Канадский жилет утеплен шерстяной поддевкой, и его готов оценить объявившийся ротный Кострицын.

– Тулубьев, если Вы думаете, что я развлекался на рапирной площадке или гимнастику делал на плацу, так могу разочаровать. Я застрял на пути в уборную. Испытал специальное советское развлечение – очереди.

– Сколько сегодня? – интересовался Тулубьев.

– Два часа отстоял. Как вам нравится?

– Мне не нравится вовсе, потому предпочитаю ночное время. Тогда на очередь уходит четверть часу, а то и без очереди, гальюны ночью свободны.

– Высшая степень физиологизма подчиниться режиму. Но мой собственный обмен веществ не поддается дрессировке. До ночи не дотерпеть. И, доложу я Вам, Тулубьев, такого подтверждения живучести, как в сортирных очередях, нигде лучше не представить.

– Должно быть, простояв два часа в очереди, и в радиорубку можно не ходить, – подначивал Тулубьев.

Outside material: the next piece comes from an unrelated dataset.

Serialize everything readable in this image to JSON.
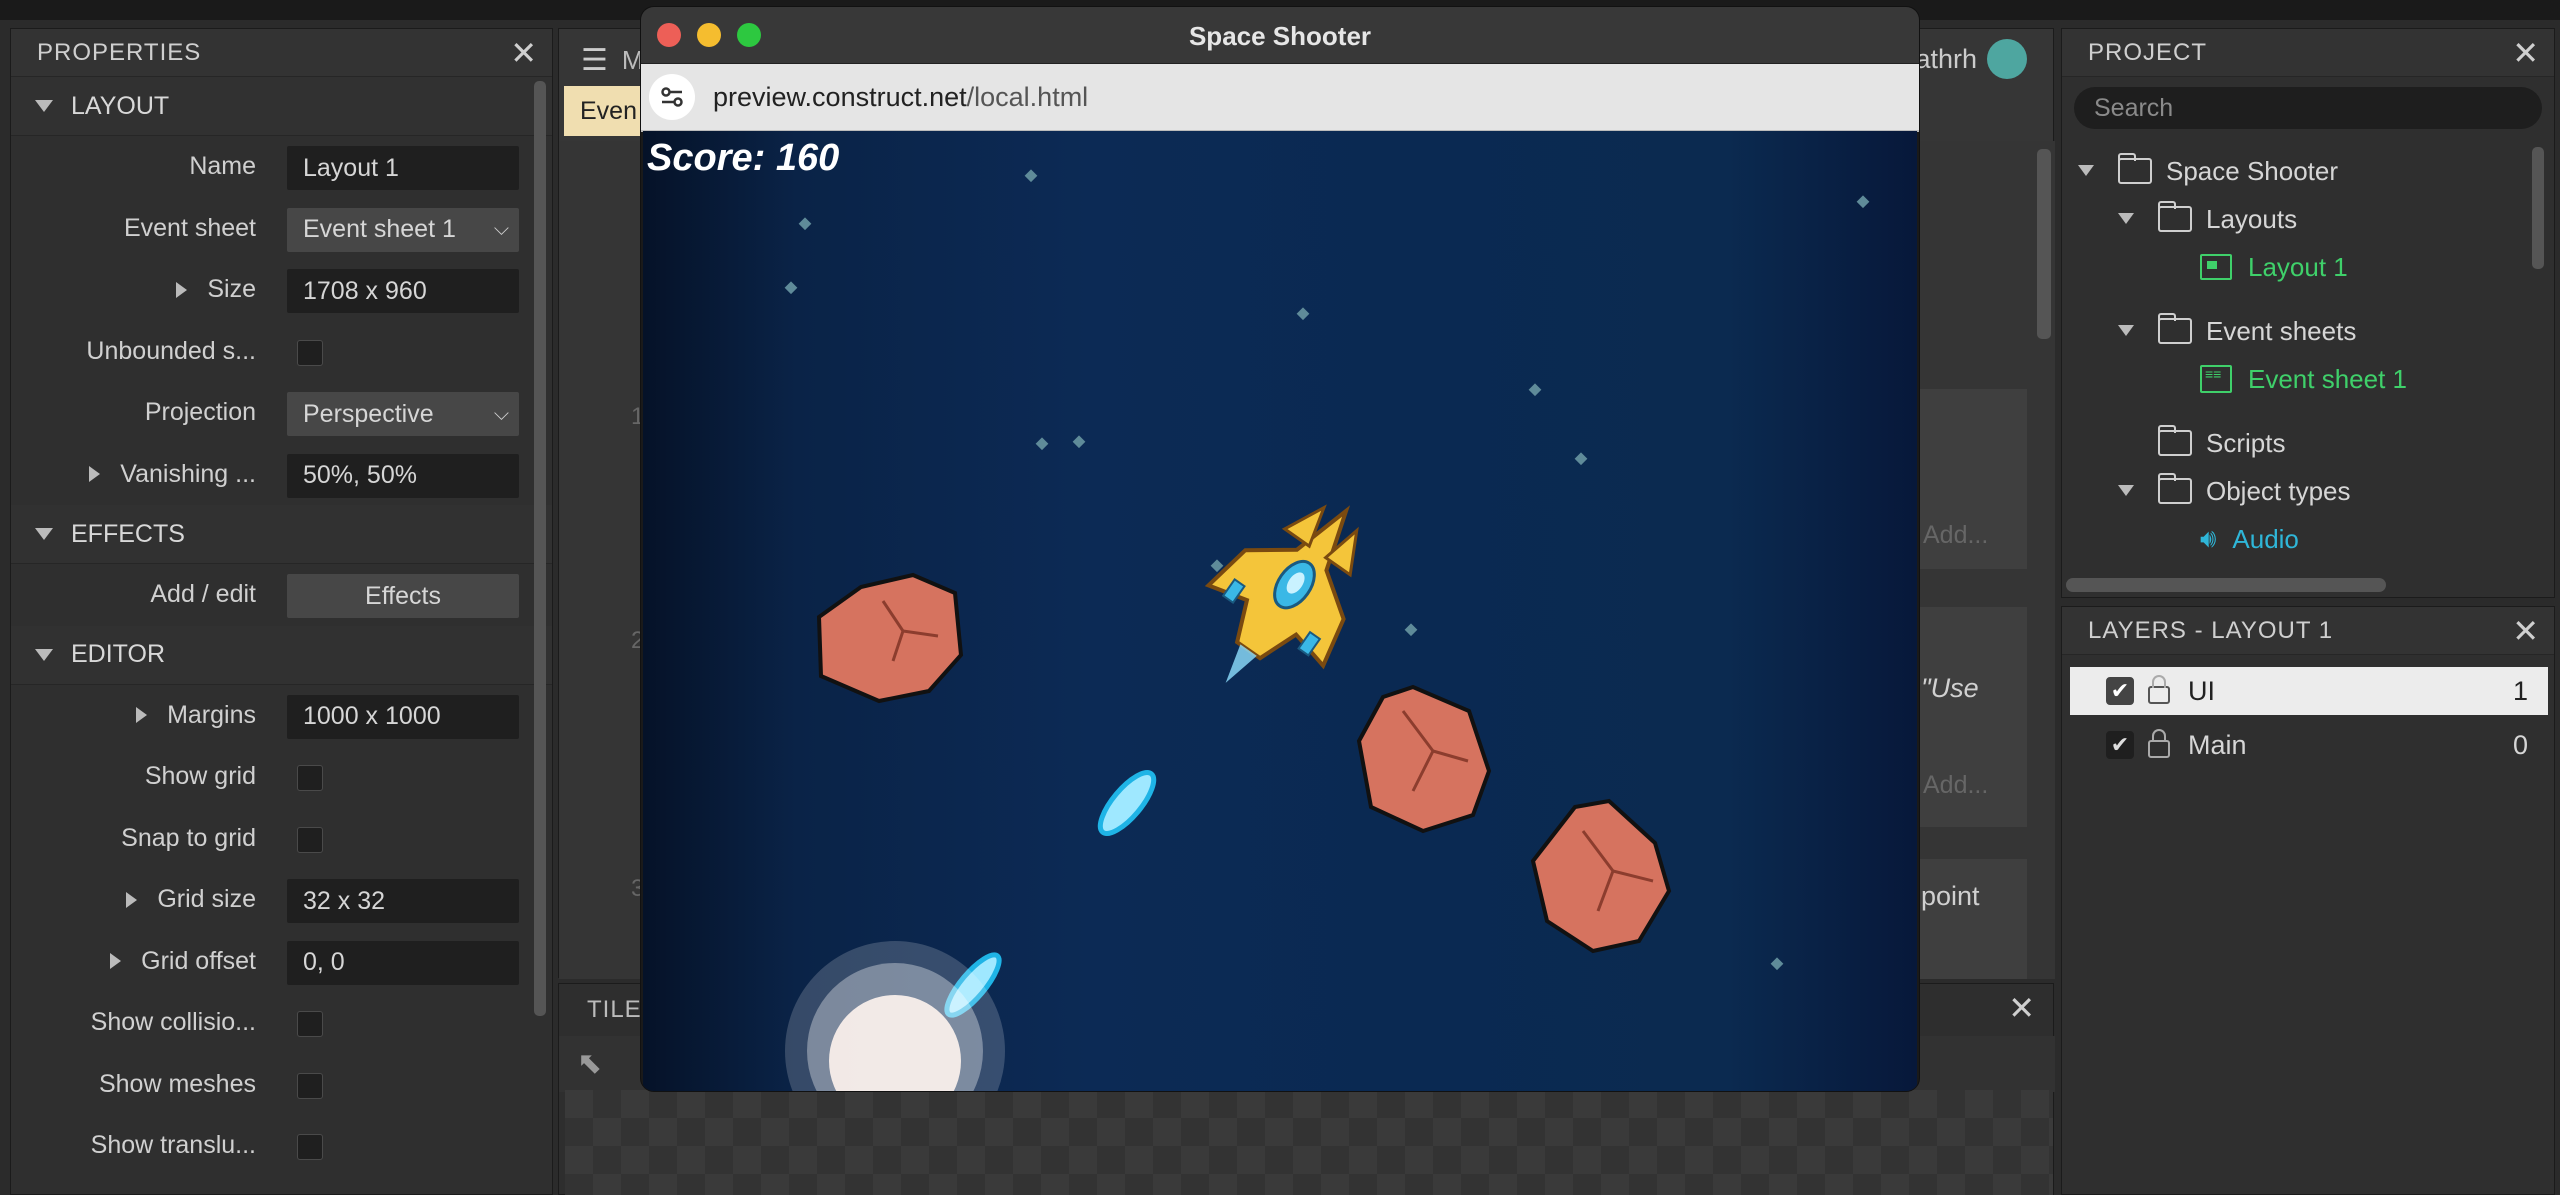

– Совершенно определенно. Наслушался новостей. А в радиорубке сегодня прошел обзор иностранной прессы. Ничего существенного. Советы не рухнули. А из гарнизонных новостей масса приятного. Говорят, турки сардин дадут, какао, шоколаду, фасоли сушеной. Им серебряный рубль покажи, так они тебе хоть голубой квандонг достанут. Французы, говорят, станут выдавать по два одеяла в руки, не упустить бы раздачу. Офицерам станут платить жалованье. Цифры называются разные, но в пределах от двухсот франков до тысячи.

– А выдают крохи… по десять лир…

– И верно, на последние пять лир купил запасные подштанники и зефиру, поддался на сладости словно кадетик. Зато знаю, где можно выпить кофе. Тулубьев, не хотите ли прекрасного турецкого кофе?!

– Не возражал бы с коньяком, – откликнулся Родион.

Услышав про коньяк, обратились вслух два соседа-вольноопределяющиеся. Кострицын взялся доказывать им, что вскладчину бутылка французского коньяку выйдет выгоднее. Уговорив сложиться с будущей замаячившей получки, вернулся в «купе» к Тулубьеву.

– Эх, Родион, до весны бы дожить!

– А что весною, Алеша?

– Я смотрю, ты нынче излишне мрачен. Чем наше сегодняшнее ничто отличается от вчерашнего? А я знаю, как поднять тебе настроение. Пока у нас нет средств на французские коньяки, порадую местным десертным вином. Оно недурственно. Запах и цвет… и всего-то за литр две драхмы.

– Так что же весною?

– А весною возможен поход. Погоним ленинцев, эх… А ты что же грустен?

– У меня сегодня банно-прачечный день. Стирал под мостом на дощечке, все руки стер, а пятна на исподнем остались. И мыло где-то нужно раздобыть, обмылки изошли.

– Кошениль! Во что нам поможет, друг. А ты, говоришь, зачем весну ждать. Да весна нам, Родион, голубчик, до зарезу нужна, как говорит вестовой комдива, до зарезу.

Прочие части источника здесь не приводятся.